7. We have heard both the parties and perused the relevant records available with us. We find that Ld. CIT(A) has adjudicated the issue as under:-
"4.6 I have examined the affidavit filed by Sh. Prem Chabbra, director of the appellant company. The affidavit does not speak as to what was the address of the appellant company & how and in what manner the notices served by AO through affixture were not received by assessee. The affidavit filed shows that the Director only contended that notices dated 16.9.2002 and 28.10.2002 were never affixed at the business premises.
4.6.1 In the present case appellant company filled return of income on 31-10-2001 & therefore, the statutory notices u/s 143(2) was required to be served by AO within 12 months from the end of the month in which the return was filled. Therefore, the AO was required to serve 10 the notice u/s 143(2) on or -before 31-
10-2002. The first notice sent by AO dated 16-09-2002 was received back unserved. Therefore, the AO served another notice u/s 143(2) through affixture on 26-09-2002 and also on 28- 10-2002 to which no compliance was made by the assessee company. It has no where been denied by the assessee company that the address on which the notice served through affixture by AO was not the address of the assessee company which proves that notices were duly served on assessee company and assessee company intentionally did not comply to the notices issued by the then AO which were serve through affixture, and as such the AO was compelled to pass an ex-parte order uls. 144 of the Income Tax Act. The appellant never stated that the address to which original notice was sent by registered post is a wrong address. It might have come back unserved for several reasons. It may be due to assessee or due to fault of the Postal department. Thus, notice sent by registered 'post to the last known address is valid even if it has come back unserved. The appellant might have refused to receive it.
4.6.2 I have also examined the order sheet of AO dated 24-12-2009 which clearly 11 stipulates that the notices u/s 143(2)(ii) have been validly served to the assessee within the stipulated time limit for the previous year under consideration. I have also examined the services made through affixture for notices u/s 143(2)(ii) for service of notice dated 16-09-2002 served through affixture on 26-09-2002 & notice dated 28-10-2002 served through affixture on 28-10-2002. These notices have been served through affixture at address G- 4A, Gupta Apartments, 138, Kalkaji New Delhi-19, and these. have duly been served through process server. Service of these notices have duly been confirmed by the Inspector of the ward and the service through affixture if has also been duly validated by the then AO. Therefore, I do not find that there was any default in service of notice u/s 143(2)(ii) by the AO which was validly served on the assessee.
4.6.3 It is also observed that similar ground was raised by the appellant in appeal filled before my predecessor which was disposed by him vide order dated 21-10-2004 observing as under:
"5.4 I have considered the submission of the Appellant and have perused the assessment record.

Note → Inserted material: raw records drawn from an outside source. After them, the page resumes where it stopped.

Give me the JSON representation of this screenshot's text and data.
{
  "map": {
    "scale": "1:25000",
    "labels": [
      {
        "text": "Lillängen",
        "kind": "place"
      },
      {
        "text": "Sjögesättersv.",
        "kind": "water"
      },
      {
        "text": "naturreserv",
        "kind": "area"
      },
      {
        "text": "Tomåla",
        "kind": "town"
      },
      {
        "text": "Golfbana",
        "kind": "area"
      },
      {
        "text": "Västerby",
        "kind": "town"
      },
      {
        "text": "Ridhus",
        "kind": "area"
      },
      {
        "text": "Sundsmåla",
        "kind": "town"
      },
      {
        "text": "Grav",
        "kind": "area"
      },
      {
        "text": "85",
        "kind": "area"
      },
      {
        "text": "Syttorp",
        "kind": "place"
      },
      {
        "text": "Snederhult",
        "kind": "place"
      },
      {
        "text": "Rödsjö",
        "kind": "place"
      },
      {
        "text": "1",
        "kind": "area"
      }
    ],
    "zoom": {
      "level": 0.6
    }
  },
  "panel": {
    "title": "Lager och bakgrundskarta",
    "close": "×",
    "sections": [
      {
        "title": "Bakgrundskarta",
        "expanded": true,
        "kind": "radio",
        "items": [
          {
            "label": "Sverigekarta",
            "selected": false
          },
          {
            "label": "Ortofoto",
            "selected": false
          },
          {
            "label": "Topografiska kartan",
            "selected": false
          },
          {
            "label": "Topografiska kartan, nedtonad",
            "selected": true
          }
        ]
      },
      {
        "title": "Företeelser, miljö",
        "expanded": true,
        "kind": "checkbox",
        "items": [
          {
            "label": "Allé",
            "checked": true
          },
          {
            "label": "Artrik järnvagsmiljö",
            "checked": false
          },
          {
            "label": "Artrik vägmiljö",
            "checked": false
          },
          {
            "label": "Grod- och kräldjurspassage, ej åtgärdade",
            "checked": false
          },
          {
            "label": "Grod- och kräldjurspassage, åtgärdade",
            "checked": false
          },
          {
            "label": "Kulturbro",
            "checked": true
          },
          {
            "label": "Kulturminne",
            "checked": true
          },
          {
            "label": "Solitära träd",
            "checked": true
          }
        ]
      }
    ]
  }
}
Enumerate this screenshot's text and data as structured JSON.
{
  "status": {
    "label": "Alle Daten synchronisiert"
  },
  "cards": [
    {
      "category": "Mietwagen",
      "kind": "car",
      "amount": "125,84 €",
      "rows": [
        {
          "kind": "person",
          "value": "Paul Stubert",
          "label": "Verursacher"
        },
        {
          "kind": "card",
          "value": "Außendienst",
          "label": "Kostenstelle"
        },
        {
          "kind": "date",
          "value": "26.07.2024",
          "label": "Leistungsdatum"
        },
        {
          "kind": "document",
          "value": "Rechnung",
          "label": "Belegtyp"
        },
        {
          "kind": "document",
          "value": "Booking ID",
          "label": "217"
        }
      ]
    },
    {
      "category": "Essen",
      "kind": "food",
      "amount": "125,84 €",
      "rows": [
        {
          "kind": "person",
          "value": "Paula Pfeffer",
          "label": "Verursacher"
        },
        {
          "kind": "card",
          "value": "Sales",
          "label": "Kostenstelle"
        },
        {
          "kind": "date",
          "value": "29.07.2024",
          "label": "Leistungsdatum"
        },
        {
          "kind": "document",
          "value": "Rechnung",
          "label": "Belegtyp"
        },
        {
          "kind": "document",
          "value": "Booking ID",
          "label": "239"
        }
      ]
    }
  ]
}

I find the submissions of the Appellant are devoid of merits. The Income Tax Officer 12 sent the notice by registered post, which is a permissible mode of service. The Appellant has not denied the fact of dispatch of notice by registered post; rather the Appellant has accepted this fact. The Income Tax Officer, through not required, served the notice by affixture non only once but twice. I, therefore, reject this ground of appeal. "

4.6.4 After considering the averments made by the AO in the assessment order, Submission made by the appellant, remand report of the AO & rejoinder filed by the appellant and after examining the notices served through affixture, I do not find any substance in the submissions made by the appellant, as these notices have been found duly served through affixture which were within the statutory period of limitation and therefore, the assessment was rightly completed by the AO, which are found in accordance with law.

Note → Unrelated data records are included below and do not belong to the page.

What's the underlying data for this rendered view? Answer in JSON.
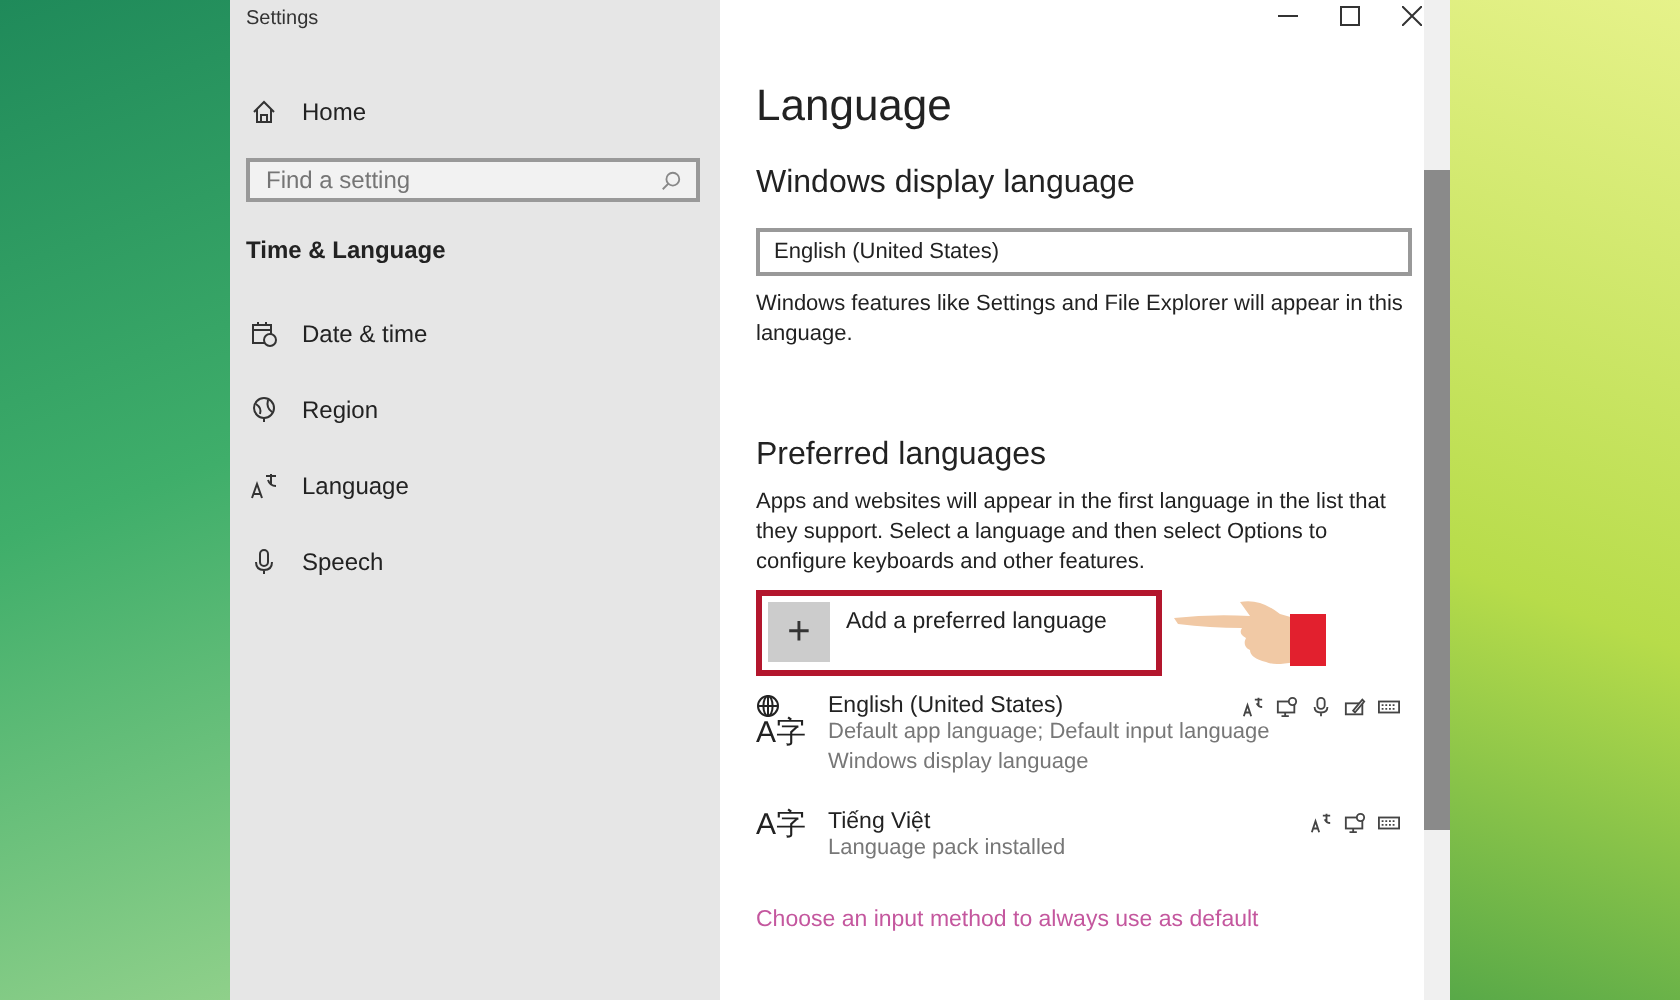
{
  "window": {
    "title": "Settings"
  },
  "sidebar": {
    "home": "Home",
    "search": {
      "placeholder": "Find a setting"
    },
    "section": "Time & Language",
    "items": [
      {
        "label": "Date & time",
        "kind": "calendar"
      },
      {
        "label": "Region",
        "kind": "globe"
      },
      {
        "label": "Language",
        "kind": "language"
      },
      {
        "label": "Speech",
        "kind": "mic"
      }
    ]
  },
  "page": {
    "title": "Language",
    "display_heading": "Windows display language",
    "display_value": "English (United States)",
    "display_note": "Windows features like Settings and File Explorer will appear in this language.",
    "preferred_heading": "Preferred languages",
    "preferred_note": "Apps and websites will appear in the first language in the list that they support. Select a language and then select Options to configure keyboards and other features.",
    "add_button": {
      "icon": "+",
      "label": "Add a preferred language"
    },
    "languages": [
      {
        "icon": "A字",
        "globe": true,
        "name": "English (United States)",
        "details": [
          "Default app language; Default input language",
          "Windows display language"
        ],
        "features": [
          {
            "kind": "speech"
          },
          {
            "kind": "display"
          },
          {
            "kind": "mic"
          },
          {
            "kind": "handwriting"
          },
          {
            "kind": "keyboard"
          }
        ]
      },
      {
        "icon": "A字",
        "globe": false,
        "name": "Tiếng Việt",
        "details": [
          "Language pack installed"
        ],
        "features": [
          {
            "kind": "speech"
          },
          {
            "kind": "display"
          },
          {
            "kind": "keyboard"
          }
        ]
      }
    ],
    "link": "Choose an input method to always use as default"
  }
}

The issue of notice and the jurisdiction are only procedural lapses that should not hamper the applicability of other sections of the Act leading to actual taxability. The Hon'ble ITAT in the case of City Garden vs. ITO (2012) 21 Taxman.com 373 (Jodh) held that, "Any grievance in relation to the jurisdiction of the AO proceeding to assess any person, is not appellable and, in fact not justiciable, being only a defect of procedure not invalidating the end action; the Act not treating the allocation of functions to various 13 authorities as one of the substance but as one of procedure."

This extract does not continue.